Landry was deeply troubled and feared for what would happen to his wife if the photo were released.
In Seattle, Barry Fitzsimmons, one of The Times' photo editors, worked with Silicio and Katz in more than 40 middle-of-the-night e-mails and fractured phone calls to learn more about the photo and obtain permission to publish it. He told Silicio she had taken a potent and important photograph but also warned that publication could cost Silicio her job.
Silicio decided she wanted to see the image in print. And she hoped that a respectful presentation of the photo and story would minimize the risk to a job she very much wanted to keep.
"The picture is about them, not me, about how they served their country, paid the price for our freedom, and the respect they receive on their way home from our military personnel at our air terminal," she wrote in an April 16 e-mail to The Times.
The Times ran her photo under the headline, "The somber task of honoring the fallen," accompanied by a story in which Silicio describes the care demonstrated by military and civilian workers in bringing home the war dead. The Times did not pay Silicio for the photo.
Monday, the day after the story was published in print and on the Web, Silicio and Landry were called in to the office of a Maytag official and told they had violated company and base disclosure rules. Their fate was unclear; they might receive only a reprimand and three-day suspension without pay. The couple were sent home. With no television or phone, their main connection with the outside world was the Internet.
On Tuesday, a Maytag official told them they were both fired: Silicio for taking and releasing the photo and Landry for helping to pull off the effort — even though he'd balked at the release.
The next few days brought a roller coaster of emotions.
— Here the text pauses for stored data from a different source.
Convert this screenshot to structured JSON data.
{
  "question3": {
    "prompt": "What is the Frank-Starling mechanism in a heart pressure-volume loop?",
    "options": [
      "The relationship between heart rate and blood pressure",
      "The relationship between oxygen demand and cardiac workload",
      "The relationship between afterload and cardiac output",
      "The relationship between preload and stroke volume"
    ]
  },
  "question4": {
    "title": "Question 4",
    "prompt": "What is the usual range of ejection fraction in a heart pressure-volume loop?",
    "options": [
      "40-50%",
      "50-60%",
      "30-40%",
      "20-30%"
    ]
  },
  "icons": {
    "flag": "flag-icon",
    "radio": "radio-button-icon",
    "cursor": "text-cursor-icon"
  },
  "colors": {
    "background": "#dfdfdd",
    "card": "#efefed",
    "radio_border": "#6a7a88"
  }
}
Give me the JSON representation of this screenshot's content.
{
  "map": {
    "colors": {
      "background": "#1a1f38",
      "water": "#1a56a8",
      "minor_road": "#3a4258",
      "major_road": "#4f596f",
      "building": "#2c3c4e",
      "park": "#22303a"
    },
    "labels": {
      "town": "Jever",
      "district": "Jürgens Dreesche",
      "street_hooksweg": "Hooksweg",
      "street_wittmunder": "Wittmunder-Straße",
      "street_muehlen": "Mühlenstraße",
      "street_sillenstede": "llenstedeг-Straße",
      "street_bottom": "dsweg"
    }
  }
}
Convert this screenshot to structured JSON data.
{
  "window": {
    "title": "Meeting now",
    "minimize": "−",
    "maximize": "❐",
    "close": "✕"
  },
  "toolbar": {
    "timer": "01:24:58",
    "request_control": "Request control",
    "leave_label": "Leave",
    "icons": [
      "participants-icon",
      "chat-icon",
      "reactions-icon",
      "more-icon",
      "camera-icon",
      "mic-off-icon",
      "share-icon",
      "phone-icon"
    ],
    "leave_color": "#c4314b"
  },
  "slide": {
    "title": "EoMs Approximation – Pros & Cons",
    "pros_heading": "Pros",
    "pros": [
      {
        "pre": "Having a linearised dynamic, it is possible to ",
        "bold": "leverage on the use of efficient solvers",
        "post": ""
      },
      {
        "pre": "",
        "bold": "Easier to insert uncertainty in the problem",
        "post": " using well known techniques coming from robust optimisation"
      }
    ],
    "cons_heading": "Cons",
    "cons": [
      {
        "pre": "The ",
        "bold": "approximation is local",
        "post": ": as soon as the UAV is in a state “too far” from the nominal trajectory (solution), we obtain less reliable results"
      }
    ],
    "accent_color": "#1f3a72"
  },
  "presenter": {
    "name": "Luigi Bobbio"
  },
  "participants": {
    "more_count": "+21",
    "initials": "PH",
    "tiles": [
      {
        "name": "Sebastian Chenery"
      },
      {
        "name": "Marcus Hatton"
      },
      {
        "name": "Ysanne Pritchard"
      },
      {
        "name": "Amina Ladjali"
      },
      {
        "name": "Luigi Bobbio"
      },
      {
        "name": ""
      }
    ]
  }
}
The two were shocked by their new financial predicament: unemployed with few savings and some debts yet to pay off. But they also began to feel pride, and a new confidence, as a trickle of e-mails and Web searches gave them a sense of the avalanching public reaction.
By Friday, the couple were planning their return to the Puget Sound area. Beyond that, their plans are uncertain. In the short term, the biggest decisions have been which interviews to grant. ABC was an early winner: It moved them to a room with a good phone at a beachside Hilton hotel.
To handle the onslaught of media requests for the photo, Katz retained an agent, Zuma Press. The California-based agency had sold the photo to print and television media around the world and takes 40 percent of the profits.
Silicio says she wants to donate her proceeds to help the families of soldiers and contractors who died in Iraq. But Katz and other friends, concerned about her finances, are urging her to take more time before making a final decision.
For much of last week, Katz was the more-public face of the two friends. From her mother's house in Las Vegas, she handled a blizzard of media inquiries, racing through television and radio appearances in a sleepless 48-hour sprint.
Katz has shared in the pride of the huge response to the photo. Yet she also feels guilty for her involvement in something that cost Silicio her job. Talking about those events brought Katz to tears late last week.
"I'm very much aware of how much of a role I played in this," she said. "The phrase that comes to mind is 'sacrificial lamb,' and it makes me feel very sad, and very guilty. I think she martyred herself, and I martyred her."
But Silicio is not second-guessing her decision.
"I figure there is a reason for everything," she said. "I think that maybe this is the way it was supposed to be. I was supposed to take the picture. I was supposed to send it to Amy. And then, this chain of events went the way they were supposed to be."
Seattle Times reporter Rachel Tuinstra contributed to this report.